Ich trete neben ihn, schiebe grinsend ein Brett mit der Pfote zur Seite. "Ist schon offen."
Von der Wiese meldet sich die Schildkröte wieder: "Jedenfalls, hinter der Tür führt links eine Treppe in den Keller hinunter. Der Vorratsraum ist dann der erste Durchgang auf der rechten Seite. Dort steht die Kühltruhe vom Herrn Doktor. Aber in die solltet ihr vielleicht besser nicht reinschauen. Als seine Frau Tatjana nämlich noch lebt, sagte sie immer..."
Dem Tier fallen plötzlich die Augen zu und es schläft auf der Stelle ein.
Wir alle starren sie nur ungläubig an. Was ist das jetzt?
Susi reagiert als erste. Sie streicht dem alten Tier mit einem Haarbüscheln über die Nase. Die Wirkung übertrifft jegliche meiner Erwartungen. Erna reißt die Augen auf und niest explosionsartig. "Vermaledeite Fliegen, kriechen mir immer in die Nase", schimpft sie los. Susi lächelt nur unverbindlich.
Dann blickt Erna uns reihum an und grinst zahnlos. "Oh, Besuch. Das ist schön. Kommt ihr auf einen Salat vorbei?"
Betretenes Schweigen.
Die Erinnerung blitzt in den Augen des uralten Tieres auf: "Ach ja, ihr wolltet doch wissen, wo der zugemauerte Durchgang im Keller ist."
Wir seufzen alle auf.
"Wenn du so freundlich wärst", Susi ist bei solchen Dingen viel subtiler als ich.
"Ihr müsst wissen", holt die Schildkröte erneut aus, "früher, als die Kinder vom Doktor noch hier wohnten, da war das alles ein einziges, großes Wohnhaus, und..."

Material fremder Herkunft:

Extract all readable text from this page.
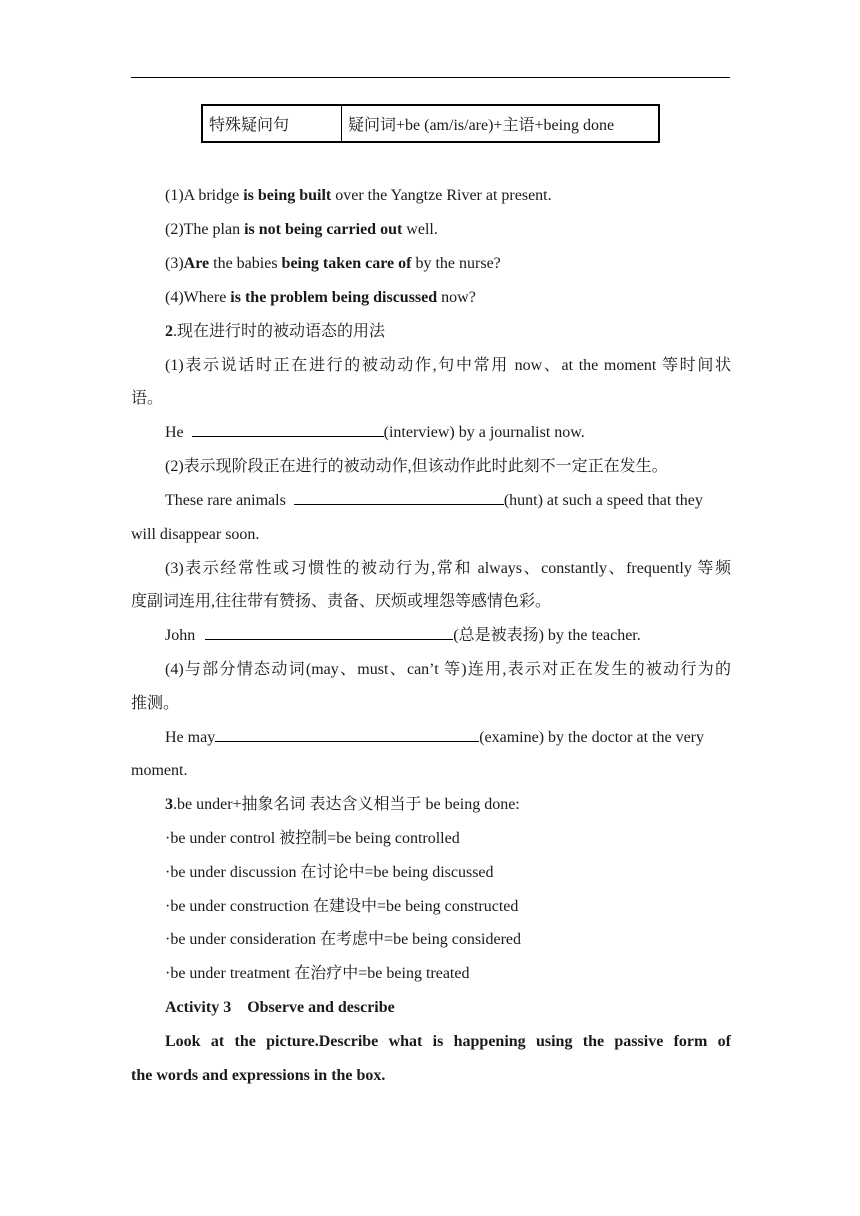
特殊疑问句	疑问词+be (am/is/are)+主语+being done
(1)A bridge is being built over the Yangtze River at present.
(2)The plan is not being carried out well.
(3)Are the babies being taken care of by the nurse?
(4)Where is the problem being discussed now?
2.现在进行时的被动语态的用法
(1)表示说话时正在进行的被动动作,句中常用 now、at the moment 等时间状
语。
He	(interview) by a journalist now.
(2)表示现阶段正在进行的被动动作,但该动作此时此刻不一定正在发生。
These rare animals	(hunt) at such a speed that they
will disappear soon.
(3)表示经常性或习惯性的被动行为,常和 always、constantly、frequently 等频
度副词连用,往往带有赞扬、责备、厌烦或埋怨等感情色彩。
John	(总是被表扬) by the teacher.
(4)与部分情态动词(may、must、can’t 等)连用,表示对正在发生的被动行为的
推测。
He may	(examine) by the doctor at the very
moment.
3.be under+抽象名词 表达含义相当于 be being done:
·be under control 被控制=be being controlled
·be under discussion 在讨论中=be being discussed
·be under construction 在建设中=be being constructed
·be under consideration 在考虑中=be being considered
·be under treatment 在治疗中=be being treated
Activity 3    Observe and describe
Look at the picture.Describe what is happening using the passive form of
the words and expressions in the box.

"Bitte!", unterbreche ich sie ungeduldig, "Unser Freund Klümpchen wird dort drüben gefangen gehalten. Wir müssten möglich schnell in Ruperts Keller!"
Erna blickt mich mit zusammengekniffenen Augen an.
"Junger Mann! Ich darf doch sehr bitten. Dein Benehmen ist heute wiedermal katastrophal. Du hast hoffentlich nicht vergessen, wie ich dir immer wieder in die Pfoten beißen musste, weil du mich als dummer Welpe rumkugeln wolltest!"
Ups, erwischt. Früher war sie mal so etwas wie eine Respektsperson für mich gewesen. Lange ist es her, jedenfalls für mich.
"Also, wenn ich jetzt bitte ohne eure ungebührlichen Unterbrechungen weiter erklären dürfte. Ich könnte nämlich schon lange wieder entspannt schlafen, wenn ihr mich nicht dauernd unterbrechen würdet. Entweder erkläre ich es jetzt auf meine Weise, oder gar nicht!"
Brav wie Erstklässler setzen wir uns alle vor ihr auf unsere Hinterteile und lauschen der weitschweifigen Ausführungen von Schildkröte Erna, als sie vom fehlenden Mauerstein und der Kriechverbindung zwischen den beiden Kellern, vom Haus der Doktors hinüber zu dem Rupert Ruppichs berichtet.
"Der kleine Hund hier", sie weist auf Napoleon, "kommt da problemlos durch. Du hättest es auch geschafft", tadelt sie mich, "wenn du ein wenig mehr auf deine Ernährung achten würdest. Der Kater sollte also auch hindurchpassen, wenn er nicht ganz so fett ist wie du. Vielleicht muss er sich etwas quetschen und ein Stück kriechen. Aber dein Hintern", sie blickt mich wieder tadeln an, "passt da garantiert nicht mehr durch."
Zum Glück kann man als Hund nicht rot werden.
Aber so ist Erna halt, direkt und ehrlich. Mit einem Panzer kann man sich das wohl auch erlauben.